Tarihsel verilere göre, Çin Merkez Bankası'nın varlık büyüklüğündeki değişiklikler genellikle Bitcoin ve kripto para piyasasındaki büyük dalgalanmalardan önce gelmektedir. Örneğin, 2017 yılındaki Bitcoin boğa piyasasında, Fed yıl boyunca 3 kez faiz artırmasına ve niceliksel sıkılaşma uygulamasına rağmen, Çin Merkez Bankası'nın varlık büyüklüğünün yeni bir zirveye ulaşması nedeniyle, Bitcoin'in öncülüğünü yaptığı riskli varlıkların performansı hala oldukça iyimserdi.
Dikkat edilmesi gereken bir diğer nokta, 2025 yılı Ocak ayı itibarıyla Çin'in toplam mevduatının 42,3 trilyon dolar, ABD'nin toplam mevduatının ise yaklaşık 17,93 trilyon dolar olmasıdır. Mevduat büyüklüğü açısından Çin'in daha fazla finansal olasılığa sahip olduğu görülmektedir.
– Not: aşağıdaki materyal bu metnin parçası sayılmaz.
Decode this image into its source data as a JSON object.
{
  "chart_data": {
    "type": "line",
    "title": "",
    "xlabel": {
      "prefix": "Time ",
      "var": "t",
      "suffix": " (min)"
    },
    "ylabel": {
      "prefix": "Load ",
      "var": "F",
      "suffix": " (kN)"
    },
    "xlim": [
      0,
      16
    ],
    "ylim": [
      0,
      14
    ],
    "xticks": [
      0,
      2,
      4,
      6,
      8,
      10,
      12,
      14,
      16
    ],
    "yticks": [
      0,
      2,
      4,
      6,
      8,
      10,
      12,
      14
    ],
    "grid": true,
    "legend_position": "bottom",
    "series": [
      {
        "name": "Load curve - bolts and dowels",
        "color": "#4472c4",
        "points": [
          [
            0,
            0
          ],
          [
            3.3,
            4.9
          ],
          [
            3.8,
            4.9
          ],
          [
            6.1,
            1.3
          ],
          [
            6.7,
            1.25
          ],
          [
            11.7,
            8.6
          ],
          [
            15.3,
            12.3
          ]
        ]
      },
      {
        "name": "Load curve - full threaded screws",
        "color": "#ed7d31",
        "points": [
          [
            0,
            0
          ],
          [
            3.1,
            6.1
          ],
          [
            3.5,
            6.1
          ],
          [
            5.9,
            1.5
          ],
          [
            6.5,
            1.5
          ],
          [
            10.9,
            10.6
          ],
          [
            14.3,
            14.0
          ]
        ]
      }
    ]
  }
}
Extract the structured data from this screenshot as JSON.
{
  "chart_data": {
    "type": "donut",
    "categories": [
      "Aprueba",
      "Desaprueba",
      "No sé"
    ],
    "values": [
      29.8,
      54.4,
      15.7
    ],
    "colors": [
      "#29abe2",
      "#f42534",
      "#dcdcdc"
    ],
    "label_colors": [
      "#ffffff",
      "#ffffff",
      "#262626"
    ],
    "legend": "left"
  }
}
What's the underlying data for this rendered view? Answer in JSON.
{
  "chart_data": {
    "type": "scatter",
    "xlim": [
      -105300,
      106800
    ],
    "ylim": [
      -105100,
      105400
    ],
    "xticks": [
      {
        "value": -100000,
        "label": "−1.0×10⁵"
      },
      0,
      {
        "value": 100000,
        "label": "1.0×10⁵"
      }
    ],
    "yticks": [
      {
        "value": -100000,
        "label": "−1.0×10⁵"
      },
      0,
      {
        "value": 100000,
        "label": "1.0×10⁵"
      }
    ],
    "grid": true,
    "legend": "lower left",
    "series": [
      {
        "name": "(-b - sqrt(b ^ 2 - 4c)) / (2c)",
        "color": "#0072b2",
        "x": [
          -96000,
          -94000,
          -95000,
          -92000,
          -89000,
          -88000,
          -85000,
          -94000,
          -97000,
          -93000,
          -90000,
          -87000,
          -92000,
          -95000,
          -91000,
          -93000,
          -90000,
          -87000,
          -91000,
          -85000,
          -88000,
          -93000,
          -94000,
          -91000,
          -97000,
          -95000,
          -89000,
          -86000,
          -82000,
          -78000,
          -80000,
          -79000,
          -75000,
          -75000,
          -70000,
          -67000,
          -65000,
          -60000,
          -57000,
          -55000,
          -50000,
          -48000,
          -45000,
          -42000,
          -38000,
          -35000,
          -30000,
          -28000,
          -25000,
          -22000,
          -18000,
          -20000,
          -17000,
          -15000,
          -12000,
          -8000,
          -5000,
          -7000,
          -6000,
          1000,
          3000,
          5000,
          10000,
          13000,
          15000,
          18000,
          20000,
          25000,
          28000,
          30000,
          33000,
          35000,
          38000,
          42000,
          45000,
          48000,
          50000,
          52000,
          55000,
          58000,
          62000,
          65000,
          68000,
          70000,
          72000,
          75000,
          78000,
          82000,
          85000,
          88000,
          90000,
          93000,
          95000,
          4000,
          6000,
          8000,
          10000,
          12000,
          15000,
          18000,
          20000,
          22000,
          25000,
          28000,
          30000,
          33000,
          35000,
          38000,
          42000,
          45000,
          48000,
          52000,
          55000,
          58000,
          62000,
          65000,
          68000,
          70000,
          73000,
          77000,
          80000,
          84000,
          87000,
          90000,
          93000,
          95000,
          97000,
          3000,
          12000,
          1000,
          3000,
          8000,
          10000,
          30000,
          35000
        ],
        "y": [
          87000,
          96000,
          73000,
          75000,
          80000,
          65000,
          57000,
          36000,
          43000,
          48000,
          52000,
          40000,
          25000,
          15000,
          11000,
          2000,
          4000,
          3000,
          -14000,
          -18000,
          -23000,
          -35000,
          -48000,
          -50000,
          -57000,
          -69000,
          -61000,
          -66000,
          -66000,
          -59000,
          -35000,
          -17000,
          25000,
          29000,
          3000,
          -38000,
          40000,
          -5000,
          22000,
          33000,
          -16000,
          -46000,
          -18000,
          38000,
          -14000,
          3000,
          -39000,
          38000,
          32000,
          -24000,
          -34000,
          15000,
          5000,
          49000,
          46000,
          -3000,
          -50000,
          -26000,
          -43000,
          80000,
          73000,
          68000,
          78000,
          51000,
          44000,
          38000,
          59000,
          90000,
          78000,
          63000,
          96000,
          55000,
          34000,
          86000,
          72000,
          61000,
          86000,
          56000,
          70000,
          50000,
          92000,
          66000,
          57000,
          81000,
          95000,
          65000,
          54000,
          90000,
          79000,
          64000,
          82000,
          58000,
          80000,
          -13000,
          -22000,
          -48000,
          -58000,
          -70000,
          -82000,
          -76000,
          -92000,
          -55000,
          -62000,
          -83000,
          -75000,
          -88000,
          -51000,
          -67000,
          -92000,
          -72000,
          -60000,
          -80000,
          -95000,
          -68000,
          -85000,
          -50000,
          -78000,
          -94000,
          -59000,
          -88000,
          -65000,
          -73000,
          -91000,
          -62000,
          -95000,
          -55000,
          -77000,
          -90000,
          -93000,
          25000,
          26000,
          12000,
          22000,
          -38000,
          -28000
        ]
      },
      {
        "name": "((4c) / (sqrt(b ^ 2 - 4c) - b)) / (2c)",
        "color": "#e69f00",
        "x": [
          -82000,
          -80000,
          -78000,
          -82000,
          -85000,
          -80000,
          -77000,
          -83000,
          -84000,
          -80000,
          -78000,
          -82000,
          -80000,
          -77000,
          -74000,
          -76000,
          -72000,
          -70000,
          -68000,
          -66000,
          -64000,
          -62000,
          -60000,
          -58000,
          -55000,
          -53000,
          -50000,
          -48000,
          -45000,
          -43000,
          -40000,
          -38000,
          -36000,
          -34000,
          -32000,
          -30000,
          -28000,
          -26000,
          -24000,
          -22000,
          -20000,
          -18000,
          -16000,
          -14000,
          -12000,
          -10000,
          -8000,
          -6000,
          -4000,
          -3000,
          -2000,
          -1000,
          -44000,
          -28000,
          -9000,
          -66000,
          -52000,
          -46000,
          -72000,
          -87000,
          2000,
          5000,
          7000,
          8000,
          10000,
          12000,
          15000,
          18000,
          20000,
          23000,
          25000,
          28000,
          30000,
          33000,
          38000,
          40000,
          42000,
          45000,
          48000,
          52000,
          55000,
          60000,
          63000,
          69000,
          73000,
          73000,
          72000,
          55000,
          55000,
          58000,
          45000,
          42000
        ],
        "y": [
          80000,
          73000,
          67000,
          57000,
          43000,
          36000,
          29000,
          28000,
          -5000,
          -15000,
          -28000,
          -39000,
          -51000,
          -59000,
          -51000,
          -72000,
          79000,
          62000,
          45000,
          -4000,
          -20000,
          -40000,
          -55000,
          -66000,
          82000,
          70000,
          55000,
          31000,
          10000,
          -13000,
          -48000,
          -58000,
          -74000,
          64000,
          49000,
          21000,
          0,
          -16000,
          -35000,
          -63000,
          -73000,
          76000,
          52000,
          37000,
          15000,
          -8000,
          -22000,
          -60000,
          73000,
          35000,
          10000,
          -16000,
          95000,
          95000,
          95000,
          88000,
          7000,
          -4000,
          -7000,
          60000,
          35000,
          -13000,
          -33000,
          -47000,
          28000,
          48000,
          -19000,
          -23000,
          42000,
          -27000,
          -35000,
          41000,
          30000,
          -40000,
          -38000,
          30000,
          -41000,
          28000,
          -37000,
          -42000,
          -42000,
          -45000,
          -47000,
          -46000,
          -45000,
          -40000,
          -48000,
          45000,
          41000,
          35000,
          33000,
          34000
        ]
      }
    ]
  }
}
Likiditenin iyileşmesi, bazı değişiklikler getirebilir.
Elbette, sermaye akışındaki iyileşmenin kripto para piyasasına akış sağlayıp sağlamayacağını da düşünmek gerekiyor, sonuçta hala bazı kısıtlamalar var. Ancak, Hong Kong bazı olumlu sinyaller verdi, politik ortam ve kolaylıklar belirgin şekilde iyileşti.
Genel olarak, ABD'nin para politikalarına odaklanmanın yanı sıra, iç finansal verilerdeki değişiklikleri de dikkatle izlemeliyiz. Son zamanlarda "rezerv oranlarının düşürülmesi, faiz indirimleri gibi para politikası araçlarının yeterli ayarlama alanı kaldığı ve her an yürürlüğe girebileceği" şeklinde bilgiler geldi, bu değişimleri sürekli takip etmemiz gerekiyor. Finansal piyasalarda fırsatları yakalamak ve rüzgarı arkamıza almak genellikle karşı akıntıya yüzmekten daha etkilidir. Yapmamız gereken sadece beklemek değil, fırsatlar geldiğinde cesurca değerlendirmek ve yeni zorluklarla yüzleşmektir.